One of the hardest part of my job are the families. If I have a 22 year boy who flew off his bike and now has this massive brain injury, my job is to look after his broken body, keep him breathing. But when his mum comes in, and is bawling by the bed asking if he will wake up, that’s hard – there is no rule book. It’s hard, especially when you have to give them the bad news.
I used to wonder, ‘Is it OK that I cry? Is it OK if I don’t cry?’
I don’t think sobbing is appropriate, but if someone is really falling apart, and I go give them a comforting hug, I don’t think it’s abnormal to show my own emotion. Sometimes you can’t help but cry in compassion.

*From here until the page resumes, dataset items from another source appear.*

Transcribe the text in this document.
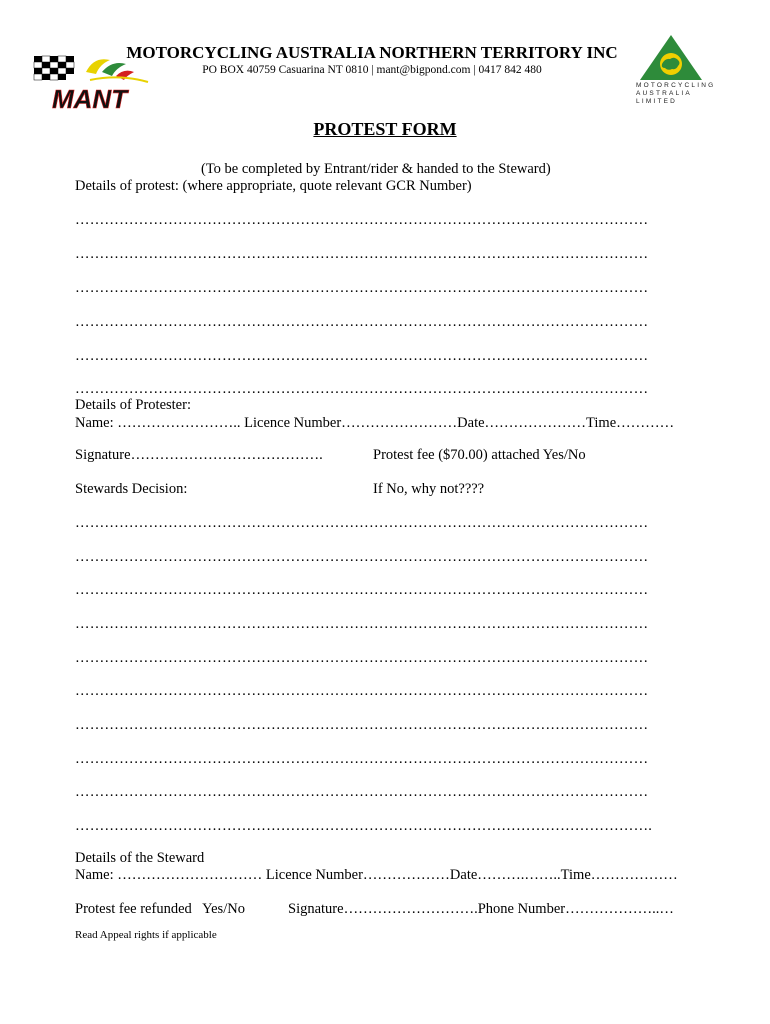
MANT
MOTORCYCLING AUSTRALIA NORTHERN TERRITORY INC
PO BOX 40759 Casuarina NT 0810 | mant@bigpond.com | 0417 842 480
MOTORCYCLING AUSTRALIA LIMITED
PROTEST FORM
(To be completed by Entrant/rider & handed to the Steward)
Details of protest: (where appropriate, quote relevant GCR Number)
………………………………………………………………………………………………………
………………………………………………………………………………………………………
………………………………………………………………………………………………………
………………………………………………………………………………………………………
………………………………………………………………………………………………………
………………………………………………………………………………………………………
Details of Protester:
Name: …………………….. Licence Number……………………Date…………………Time…………
Signature………………………………….	Protest fee ($70.00) attached Yes/No
Stewards Decision:	If No, why not????
………………………………………………………………………………………………………
………………………………………………………………………………………………………
………………………………………………………………………………………………………
………………………………………………………………………………………………………
………………………………………………………………………………………………………
………………………………………………………………………………………………………
………………………………………………………………………………………………………
………………………………………………………………………………………………………
………………………………………………………………………………………………………
……………………………………………………………………………………………………….
Details of the Steward
Name: ………………………… Licence Number………………Date……….……..Time………………
Protest fee refunded   Yes/No	Signature……………………….Phone Number………………..…
Read Appeal rights if applicable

I used to see these older nurses who had become quite guarded, and think that they were mean old nurses. But now I realize, that if you are to have longevity in this job, you need to find ways to somehow distance yourself, to compartmentalize.
It does help to vent, to family and to co-workers.
I’m lucky my mum is a nurse, she understand everything I go through. And I’m lucky I’ve worked with great bunch of people, we still often catch up and chat about work and life.
What I like about ICU is every day is different. I like going in, not knowing what I’m going to get that day. In an ideal day, you start your shift with a handover from the previous nurse looking after your assigned patient. Together, you check the drugs and the machines to make sure you’re across everything.
Then I do a full patient assessment, set all the alarms. I check the drug chart to work out when drugs are due. I plan my day out, wash the patient, check their catheters, change dressings.
Or somebody might have a brain bleed, so the patient must remain completely still and isolated.
If they cough, or if you make a noise, the pressures in their brain might fly up, and they risk a secondary brain injury.
You spend the day keep all disturbances around them down, which makes for a slow and quite tedious shift.
But then there’s days where you come in in the middle of some emergency – like the other day, they were trying to intubate my patient when I started, because he was pre-arrest, close to heart attack. Then it’s all hands on deck, action-packed.
I really love the days when I can say ‘I was a really good nurse today.’
And often it’s the little things that you do, like helping a family through a crisis situation, easing their anguish.
Or, recently, we had a patient, and his alarms went off, we all thought he was about to have a heart attack. Everyone was rushing around, getting machines ready, putting pads on him, preparing to save him.
He looked petrified. So I just held his hand, and explained what everyone was doing, telling him he’d be OK. And the next day I went in to see how he was, and introduced myself, and he said, ‘Yes I remember you, you were the one that made me feel like I was gonna be OK yesterday’. And it’s moments like that, that really matter to me and make my job worthwhile.